Qual è la tua filosofia di cucina e come la definisci?

“Proponiamo una cucina che cerchi di essere sempre innovativa riservando grande attenzione alla tradizione, ma avvalendoci sempre di moderne tecniche e nuove sperimentazioni, come lo studio condotto sulla fermentazione. È una cucina in continua evoluzione con tanta curiosità di sperimentare e capire, cercando di essere attuali, ma senza esagerare. Il requisito primario è il piacere di sedersi a tavola a Taverna Migliore e avere consapevolezza che ci si divertirà con qualche fuori programma che stuzzicherà curiosità ed interesse”.

In che modo le fermentazioni hanno contaminato la tua filosofia?

“Quello che voglio come chef è cucinare non solo per passione, ma anche in qualità di professionista capace di creare piatti che tengano conto del fattore etico della salubrità e del benessere del cliente. La filosofia resta quella di sempre: avere tra le mani un prodotto, trasformarlo senza stravolgerlo e, grazie all’applicazione di alcune tecniche, esaltarne sempre di più il sapore, il colore e il profumo.

Con le fermentazioni tutto questo è possibile e viene accentuato in modo importante. La finalità è essere sempre più sostenibile, sempre più legato al territorio e alle materie prime. Del resto queste tecniche non sono poi così lontane dai metodi di conservazione dei nostri nonni e bisnonni. Quella che oggi chiamiamo fermentazione nelle verdure, ad esempio, significa metterle sotto sale, come le olive e le conserve che producevano i nostri antenati. Non facciamo altro che affinare queste tecniche rendendole più attuali ed estendendole ad altri prodotti, ma mantenendo un filo di continuità con la tradizione, trasferita al nostro oggi”.

Quali sono i tre-quattro ingredienti che non possono assolutamente mancare nei tuoi menu?

“Certamente è presente una vasta gamma di vegetali direttamente coltivati nell’orto di Taverna Migliore, che continua ad essere il fil rouge con la natura e con l’elemento distintivo di una cucina sana e comunque consapevole. Aggiungo anche le carni e i pesci meno valorizzati, ma che secondo me custodiscono un’eccellenza innata se direttamente riconducibili allo studio, alla fantasia, alle tecniche di cui oggi disponiamo, per essere protagonisti di piatti insoliti”.

Tu invece come ti definisci? Quali sono le tue qualità/prerogative come chef?

“Credo di essere sempre stato un curioso e di non essermi mai accontentato nella conoscenza. Queste caratteristiche mi hanno consentito di sperimentare e di spaziare, per dare risposte alle mie domande. Inoltre ho un discreto gusto nella realizzazione di salse, nell’accostamento di materie prime e negli abbinamenti che, prima di tutto, devono divertire me! Per forza di cose, trascorrendo la maggior parte della giornata e delle giornate in una cucina, ho bisogno di evadere con la mente cercando di approdare in altri lidi, immaginando magari piatti e materie prime che dialogano tra loro. Non mi do il tempo di annoiarmi!”

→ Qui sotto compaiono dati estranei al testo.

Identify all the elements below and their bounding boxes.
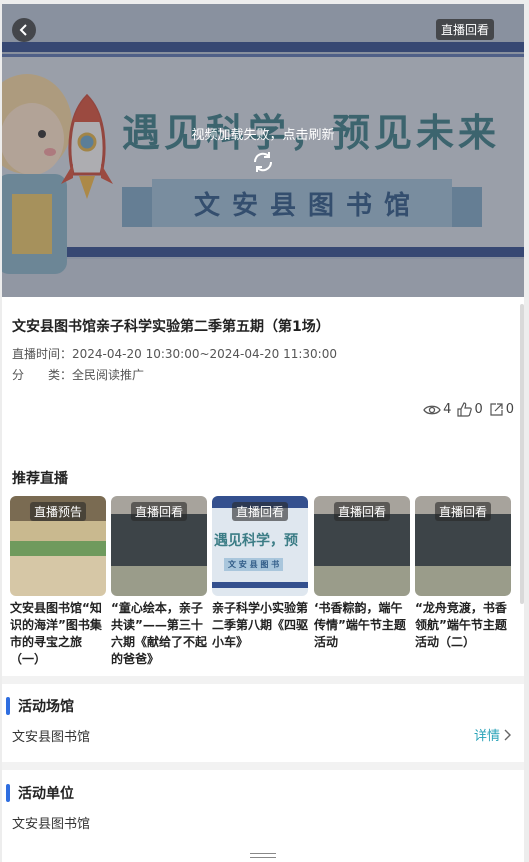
recommend-card[interactable]: 直播回看 “龙舟竞渡，书香领航”端午节主题活动（二） (415, 496, 511, 651)
time-value: 2024-04-20 10:30:00~2024-04-20 11:30:00 (72, 347, 337, 361)
back-button[interactable] (12, 18, 36, 42)
thumb-subtitle: 文 安 县 图 书 (224, 558, 284, 571)
chevron-right-icon (504, 729, 511, 740)
detail-link-label: 详情 (473, 729, 500, 744)
share-count-value: 0 (505, 402, 514, 417)
recommend-card[interactable]: 直播回看 “童心绘本，亲子共读”——第三十六期《献给了不起的爸爸》 (111, 496, 207, 668)
share-button[interactable]: 0 (489, 402, 514, 417)
view-count: 4 (423, 402, 451, 417)
live-title: 文安县图书馆亲子科学实验第二季第五期（第1场） (12, 319, 330, 335)
venue-heading: 活动场馆 (6, 696, 74, 716)
card-title: 文安县图书馆“知识的海洋”图书集市的寻宝之旅（一） (10, 601, 102, 666)
card-status-badge: 直播回看 (434, 502, 492, 521)
card-thumbnail: 直播回看 (111, 496, 207, 596)
thumbs-up-icon (457, 402, 473, 417)
unit-heading: 活动单位 (6, 783, 74, 803)
card-title: ‘书香粽韵，端午传情”端午节主题活动 (314, 601, 406, 649)
live-time: 直播时间：2024-04-20 10:30:00~2024-04-20 11:3… (12, 345, 337, 362)
video-error-message[interactable]: 视频加载失败，点击刷新 (2, 124, 524, 143)
category-label: 分 类： (12, 368, 73, 382)
thumb-title: 遇见科学，预 (214, 533, 298, 549)
category-value: 全民阅读推广 (72, 368, 145, 382)
venue-detail-link[interactable]: 详情 (474, 725, 512, 744)
card-status-badge: 直播回看 (130, 502, 188, 521)
venue-value: 文安县图书馆 (12, 730, 91, 745)
eye-icon (423, 405, 441, 414)
recommend-list: 直播预告 文安县图书馆“知识的海洋”图书集市的寻宝之旅（一） 直播回看 “童心绘… (10, 496, 524, 676)
card-title: “童心绘本，亲子共读”——第三十六期《献给了不起的爸爸》 (111, 601, 208, 666)
recommend-card[interactable]: 遇见科学，预 文 安 县 图 书 直播回看 亲子科学小实验第二季第八期《四驱小车… (212, 496, 308, 651)
like-button[interactable]: 0 (457, 402, 483, 417)
video-player[interactable]: 遇见科学，预见未来 文安县图书馆 直播回看 视频加载失败，点击刷新 (2, 4, 524, 297)
unit-value: 文安县图书馆 (12, 817, 91, 832)
live-category: 分 类：全民阅读推广 (12, 366, 144, 383)
drag-handle[interactable] (250, 853, 276, 858)
card-thumbnail: 遇见科学，预 文 安 县 图 书 直播回看 (212, 496, 308, 596)
recommend-card[interactable]: 直播回看 ‘书香粽韵，端午传情”端午节主题活动 (314, 496, 410, 651)
section-accent-bar (6, 784, 10, 802)
refresh-icon[interactable] (251, 150, 275, 174)
page: 遇见科学，预见未来 文安县图书馆 直播回看 视频加载失败，点击刷新 文安县图书馆… (2, 4, 524, 862)
card-thumbnail: 直播回看 (415, 496, 511, 596)
like-count-value: 0 (474, 402, 483, 417)
scrollbar[interactable] (520, 304, 524, 604)
section-accent-bar (6, 697, 10, 715)
card-thumbnail: 直播回看 (314, 496, 410, 596)
recommend-heading: 推荐直播 (12, 471, 68, 487)
time-label: 直播时间： (12, 347, 73, 361)
thumb-stripe (212, 582, 308, 588)
section-divider (2, 762, 524, 770)
section-divider (2, 676, 524, 684)
view-count-value: 4 (443, 402, 452, 417)
share-icon (490, 403, 503, 416)
unit-heading-label: 活动单位 (18, 786, 74, 802)
card-status-badge: 直播预告 (29, 502, 87, 521)
chevron-left-icon (19, 24, 27, 36)
card-thumbnail: 直播预告 (10, 496, 106, 596)
replay-badge: 直播回看 (435, 19, 494, 40)
venue-heading-label: 活动场馆 (18, 699, 74, 715)
card-title: “龙舟竞渡，书香领航”端午节主题活动（二） (415, 601, 507, 649)
card-title: 亲子科学小实验第二季第八期《四驱小车》 (212, 601, 309, 649)
stats-bar: 4 0 0 (423, 402, 514, 417)
recommend-card[interactable]: 直播预告 文安县图书馆“知识的海洋”图书集市的寻宝之旅（一） (10, 496, 106, 668)
card-status-badge: 直播回看 (333, 502, 391, 521)
card-status-badge: 直播回看 (231, 502, 289, 521)
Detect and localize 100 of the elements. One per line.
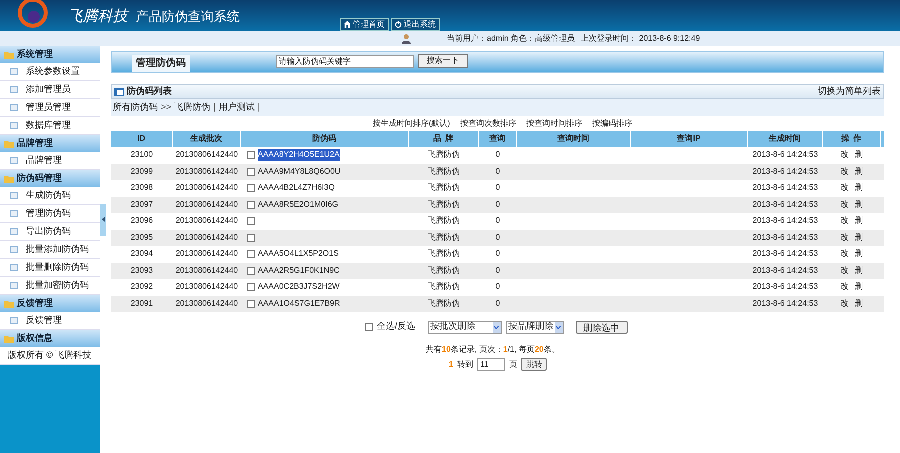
action-link[interactable]: 改 <box>841 264 849 277</box>
delete-selected-button[interactable]: 删除选中 <box>576 320 628 334</box>
table-cell: 2013-8-6 14:24:53 <box>752 198 818 211</box>
checkbox[interactable] <box>247 283 255 292</box>
code-text: AAAA4B2L4Z7H6I3Q <box>258 182 335 194</box>
checkbox[interactable] <box>247 217 255 226</box>
sidebar-item[interactable]: 品牌管理 <box>0 152 100 170</box>
sidebar-item[interactable]: 数据库管理 <box>0 117 100 135</box>
book-icon <box>10 210 18 217</box>
sidebar-item[interactable]: 批量添加防伪码 <box>0 241 100 259</box>
folder-icon <box>4 140 14 148</box>
search-field[interactable]: 请输入防伪码关键字 <box>276 55 414 68</box>
code-text: AAAA8Y2H4O5E1U2A <box>258 149 340 162</box>
action-link[interactable]: 删 <box>855 182 863 194</box>
table-cell: 23093 <box>130 264 154 277</box>
checkbox[interactable] <box>247 184 255 192</box>
collapse-handle[interactable] <box>100 204 106 236</box>
table-cell: 2013-8-6 14:24:53 <box>752 149 818 162</box>
search-button[interactable]: 搜索一下 <box>418 54 468 68</box>
code-text: AAAA1O4S7G1E7B9R <box>258 298 340 310</box>
book-icon <box>10 157 18 164</box>
action-link[interactable]: 删 <box>855 248 863 260</box>
checkbox[interactable] <box>247 151 255 160</box>
sidebar-item[interactable]: 导出防伪码 <box>0 223 100 241</box>
table-cell: 0 <box>496 298 500 310</box>
page-unit: 页 <box>509 358 518 370</box>
action-link[interactable]: 改 <box>841 149 849 162</box>
book-icon <box>10 122 18 129</box>
checkbox[interactable] <box>247 200 255 209</box>
sidebar-section-header[interactable]: 防伪码管理 <box>0 170 100 187</box>
action-link[interactable]: 改 <box>841 298 849 310</box>
book-icon <box>10 282 18 289</box>
action-link[interactable]: 删 <box>855 298 863 310</box>
action-link[interactable]: 改 <box>841 166 849 178</box>
brand-name: 飞腾科技 <box>68 8 128 27</box>
code-text: AAAA0C2B3J7S2H2W <box>258 281 340 294</box>
action-link[interactable]: 删 <box>855 149 863 162</box>
action-link[interactable]: 删 <box>855 232 863 244</box>
table-cell: 20130806142440 <box>176 166 238 178</box>
sidebar-section-header[interactable]: 版权信息 <box>0 330 100 347</box>
dropdown[interactable]: 按品牌删除 <box>506 320 564 334</box>
table-cell: 0 <box>496 232 500 244</box>
checkbox[interactable] <box>365 323 373 331</box>
switch-view-link[interactable]: 切换为简单列表 <box>818 84 881 98</box>
last-login-info: 上次登录时间： 2013-8-6 9:12:49 <box>581 32 700 44</box>
action-link[interactable]: 改 <box>841 248 849 260</box>
book-icon <box>10 104 18 111</box>
sidebar-item[interactable]: 管理防伪码 <box>0 205 100 223</box>
action-link[interactable]: 改 <box>841 232 849 244</box>
action-link[interactable]: 删 <box>855 215 863 228</box>
breadcrumb-link[interactable]: 飞腾防伪 <box>174 100 211 114</box>
checkbox[interactable] <box>247 168 255 176</box>
sidebar-item[interactable]: 批量加密防伪码 <box>0 277 100 295</box>
nav-button[interactable]: 退出系统 <box>391 18 440 31</box>
nav-button[interactable]: 管理首页 <box>340 18 389 31</box>
table-cell: 0 <box>496 281 500 294</box>
sidebar-section-header[interactable]: 系统管理 <box>0 46 100 63</box>
logo-icon <box>16 0 50 30</box>
checkbox[interactable] <box>247 300 255 308</box>
table-cell: 0 <box>496 198 500 211</box>
sidebar-item[interactable]: 管理员管理 <box>0 99 100 117</box>
sort-link[interactable]: 按查询次数排序 <box>460 118 516 130</box>
sort-link[interactable]: 按编码排序 <box>592 118 632 130</box>
checkbox[interactable] <box>247 234 255 242</box>
sidebar-item[interactable]: 生成防伪码 <box>0 187 100 205</box>
table-cell: 2013-8-6 14:24:53 <box>752 232 818 244</box>
page-input[interactable]: 11 <box>477 358 506 371</box>
sidebar-section-header[interactable]: 反馈管理 <box>0 295 100 312</box>
checkbox[interactable] <box>247 266 255 275</box>
breadcrumb-separator: >> <box>161 100 172 114</box>
page-title: 管理防伪码 <box>132 55 190 72</box>
sidebar-item[interactable]: 反馈管理 <box>0 312 100 330</box>
action-link[interactable]: 改 <box>841 182 849 194</box>
action-link[interactable]: 改 <box>841 215 849 228</box>
sidebar-item[interactable]: 批量删除防伪码 <box>0 259 100 277</box>
table-cell: 20130806142440 <box>176 232 238 244</box>
action-link[interactable]: 删 <box>855 264 863 277</box>
table-cell: 0 <box>496 149 500 162</box>
table-cell: 20130806142440 <box>176 281 238 294</box>
checkbox[interactable] <box>247 250 255 258</box>
code-text: AAAA5O4L1X5P2O1S <box>258 248 339 260</box>
table-cell: 23098 <box>130 182 154 194</box>
sidebar-item[interactable]: 系统参数设置 <box>0 63 100 81</box>
sidebar-item[interactable]: 添加管理员 <box>0 81 100 99</box>
breadcrumb-link[interactable]: 用户测试 <box>218 100 255 114</box>
table-cell: 0 <box>496 264 500 277</box>
dropdown[interactable]: 按批次删除 <box>428 320 502 334</box>
breadcrumb-link[interactable]: 所有防伪码 <box>113 100 158 114</box>
jump-button[interactable]: 跳转 <box>521 358 548 371</box>
action-link[interactable]: 改 <box>841 281 849 294</box>
sort-link[interactable]: 按生成时间排序(默认) <box>373 118 450 130</box>
action-link[interactable]: 删 <box>855 166 863 178</box>
action-link[interactable]: 改 <box>841 198 849 211</box>
action-link[interactable]: 删 <box>855 198 863 211</box>
action-link[interactable]: 删 <box>855 281 863 294</box>
sort-link[interactable]: 按查询时间排序 <box>526 118 582 130</box>
sidebar-section-header[interactable]: 品牌管理 <box>0 135 100 152</box>
book-icon <box>10 86 18 93</box>
table-cell: 20130806142440 <box>176 149 238 162</box>
table-cell: 20130806142440 <box>176 264 238 277</box>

Quali piatti è possibile trovare in carta delle tue “sperimentazioni fermentative”?

“Attualmente in carta è possibile trovare un primo costituito da spaghetti  con fondo di pesce maturo e un secondo a base di petto di germano arrosto con salsa di Koji e cioccolato bean to bar dell’Antica Dolceria Bonajuto.  Tra ì miei “esperimenti” anche agnello e coniglio fermentati, miso di fichi e “cruditè” di pesce maturo”.